Sunday’s win at the PGA Championship was the latest installment of Brooks Koepka’s steady rise to domination of world golf.
The 28-year-old Florida native collected his third major in 14 months and further cemented his status as the leading light in the current crop of young stars excelling in the game.
But for all Koepka’s excellence in achieving this monstrous feat at such a young age, he is still somewhat underappreciated – an argument that seems ludicrous after his latest major triumph.
He may have the square jaw, the high-watt smile and the comic book character looks, but this hasn’t been enough to capture the attention of the American public who seem to dislike the fact that he doesn’t watch much golf, stays low key and shows little emotion.
But the resilience he showed to fend off Tiger Woods in St Louis will certainly make his rise less underappreciated now and catapult his stature to new heights.
Rory McIlroy – at 29 – may be the elder statesman with his four majors, Jordan Spieth is close behind on three and Dustin Johnson and Justin Thomas are level on one each. And with Rickie Fowler still to get off the mark, this proves how difficult these tournaments are to win.
Indeed, with his recent successes over the last year, could Koepka be the late bolter in this generation to end up with the most majors?
It’s difficult to say at this stage but he is in the ideal position, with a powerful game off the tee and an arrow-like short game contributing to his success. He’s young, fearless, his game is fresh, he has no big commitments outside of golf, no business interests and there is no expectation on his wide-spaced shoulders.
In his 20 major appearances to date, the Jupiter resident has eight top-10s and six top-5s, with seven straight top-25s coming before he even lifted his first major at Erin Hills last year.
In non-majors this year, he has two second place finishes, five top-10s and seven top-25s in 13 tournaments, with his overall consistency putting him third in the FedEXCup standings behind only Johnson and Thomas. Two of the men currently setting the bar for American at present.
The desire is clearly there and his career-threatening wrist injury at the beginning of the year – where he missed the Masters – made him realise how important the game is to him and how much he loves competition.

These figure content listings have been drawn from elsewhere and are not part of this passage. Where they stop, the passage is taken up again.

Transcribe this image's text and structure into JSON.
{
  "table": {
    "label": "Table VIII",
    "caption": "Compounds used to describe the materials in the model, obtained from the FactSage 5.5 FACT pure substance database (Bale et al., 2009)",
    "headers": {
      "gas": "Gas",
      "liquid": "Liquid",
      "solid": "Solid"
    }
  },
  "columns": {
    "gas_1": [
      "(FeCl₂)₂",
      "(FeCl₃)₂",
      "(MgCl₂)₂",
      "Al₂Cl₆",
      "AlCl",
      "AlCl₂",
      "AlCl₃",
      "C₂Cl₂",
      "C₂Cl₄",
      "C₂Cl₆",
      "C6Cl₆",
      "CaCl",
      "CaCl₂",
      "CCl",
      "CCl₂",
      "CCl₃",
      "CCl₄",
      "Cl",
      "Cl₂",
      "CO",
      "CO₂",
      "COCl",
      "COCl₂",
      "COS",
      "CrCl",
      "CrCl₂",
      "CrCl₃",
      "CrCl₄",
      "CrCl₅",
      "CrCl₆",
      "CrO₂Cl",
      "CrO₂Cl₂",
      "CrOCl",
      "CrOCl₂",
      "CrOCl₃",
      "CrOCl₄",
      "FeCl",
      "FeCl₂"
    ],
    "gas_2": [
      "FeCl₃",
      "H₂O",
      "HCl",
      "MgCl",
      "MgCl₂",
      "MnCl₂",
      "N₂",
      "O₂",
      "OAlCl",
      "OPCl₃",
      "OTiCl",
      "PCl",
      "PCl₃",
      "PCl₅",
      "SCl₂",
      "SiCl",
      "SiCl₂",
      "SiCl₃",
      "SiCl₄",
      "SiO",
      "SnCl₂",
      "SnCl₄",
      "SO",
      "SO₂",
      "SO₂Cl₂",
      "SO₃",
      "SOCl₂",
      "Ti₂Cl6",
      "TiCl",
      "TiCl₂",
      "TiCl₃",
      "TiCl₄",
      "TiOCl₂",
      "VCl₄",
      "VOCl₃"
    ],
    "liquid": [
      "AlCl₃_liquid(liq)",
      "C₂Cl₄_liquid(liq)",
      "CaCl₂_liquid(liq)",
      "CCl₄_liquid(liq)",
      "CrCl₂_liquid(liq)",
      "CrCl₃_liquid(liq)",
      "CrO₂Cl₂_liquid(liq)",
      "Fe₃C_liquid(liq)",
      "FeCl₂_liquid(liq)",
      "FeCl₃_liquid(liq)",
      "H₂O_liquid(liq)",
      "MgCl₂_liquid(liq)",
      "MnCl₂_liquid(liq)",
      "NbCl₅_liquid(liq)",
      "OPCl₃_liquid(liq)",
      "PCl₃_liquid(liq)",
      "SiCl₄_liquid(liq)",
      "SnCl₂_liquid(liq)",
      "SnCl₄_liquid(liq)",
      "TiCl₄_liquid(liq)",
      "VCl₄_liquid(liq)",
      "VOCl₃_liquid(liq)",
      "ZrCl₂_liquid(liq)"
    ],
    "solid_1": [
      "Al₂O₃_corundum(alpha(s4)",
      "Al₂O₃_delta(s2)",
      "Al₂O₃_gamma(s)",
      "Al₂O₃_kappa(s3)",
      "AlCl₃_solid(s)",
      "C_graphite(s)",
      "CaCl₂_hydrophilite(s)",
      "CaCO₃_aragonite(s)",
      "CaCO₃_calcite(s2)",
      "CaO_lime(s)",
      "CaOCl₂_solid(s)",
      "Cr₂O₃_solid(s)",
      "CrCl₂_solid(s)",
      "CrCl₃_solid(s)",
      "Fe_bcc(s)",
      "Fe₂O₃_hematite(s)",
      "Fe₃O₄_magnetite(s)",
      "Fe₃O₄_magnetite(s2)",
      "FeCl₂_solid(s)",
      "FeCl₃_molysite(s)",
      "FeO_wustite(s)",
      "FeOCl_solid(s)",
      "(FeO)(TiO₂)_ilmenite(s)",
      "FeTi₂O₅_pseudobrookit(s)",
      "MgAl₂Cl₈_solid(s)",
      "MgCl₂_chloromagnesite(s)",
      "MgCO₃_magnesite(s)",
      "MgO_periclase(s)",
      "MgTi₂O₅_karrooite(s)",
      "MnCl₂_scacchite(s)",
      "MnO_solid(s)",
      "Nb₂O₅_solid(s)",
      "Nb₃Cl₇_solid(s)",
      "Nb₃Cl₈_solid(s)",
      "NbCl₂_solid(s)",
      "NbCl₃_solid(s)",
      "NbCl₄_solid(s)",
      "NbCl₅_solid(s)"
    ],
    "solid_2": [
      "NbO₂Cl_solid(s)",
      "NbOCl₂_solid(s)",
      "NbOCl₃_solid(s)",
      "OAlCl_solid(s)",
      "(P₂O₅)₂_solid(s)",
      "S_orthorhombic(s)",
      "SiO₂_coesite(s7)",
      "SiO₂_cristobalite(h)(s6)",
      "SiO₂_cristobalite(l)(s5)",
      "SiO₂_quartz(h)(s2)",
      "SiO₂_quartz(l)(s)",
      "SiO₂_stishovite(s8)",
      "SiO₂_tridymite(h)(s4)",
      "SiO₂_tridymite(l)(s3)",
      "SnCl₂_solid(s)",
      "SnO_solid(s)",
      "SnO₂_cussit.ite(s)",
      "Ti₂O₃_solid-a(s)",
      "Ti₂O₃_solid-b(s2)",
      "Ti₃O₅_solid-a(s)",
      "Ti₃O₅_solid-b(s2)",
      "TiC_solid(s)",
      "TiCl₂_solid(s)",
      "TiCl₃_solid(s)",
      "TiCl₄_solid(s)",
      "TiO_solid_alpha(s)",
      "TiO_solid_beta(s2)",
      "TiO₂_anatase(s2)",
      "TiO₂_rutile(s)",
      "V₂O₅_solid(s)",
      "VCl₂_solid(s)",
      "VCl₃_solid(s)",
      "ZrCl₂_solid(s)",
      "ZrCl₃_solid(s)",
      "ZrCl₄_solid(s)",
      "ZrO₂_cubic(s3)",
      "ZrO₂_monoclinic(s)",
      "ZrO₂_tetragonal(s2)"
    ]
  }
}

He’s at a wonderful stage now but that expectation is only going to increase as he moves on in life. For all the skills and mental toughness needed on the course, it will be interesting to see if he will possess the same freshness and drive to win trophies in three to five years time.
All these guys have the potential to win on any given week but it comes down to the hunger, the ruthlessness, the selfishness to put golf first before other things comes in and contaminate the mindset. Koepka needs to keep this form up and not let the outside music distract the melody he is making.
Players like Tiger Woods and Spieth may be household names in the US, but Koepka certainly has a bright future in the game ahead of him. And with the Ryder Cup taking place next month, he has the chance to further showcase his sheer class as America bid to defend their title on European soil.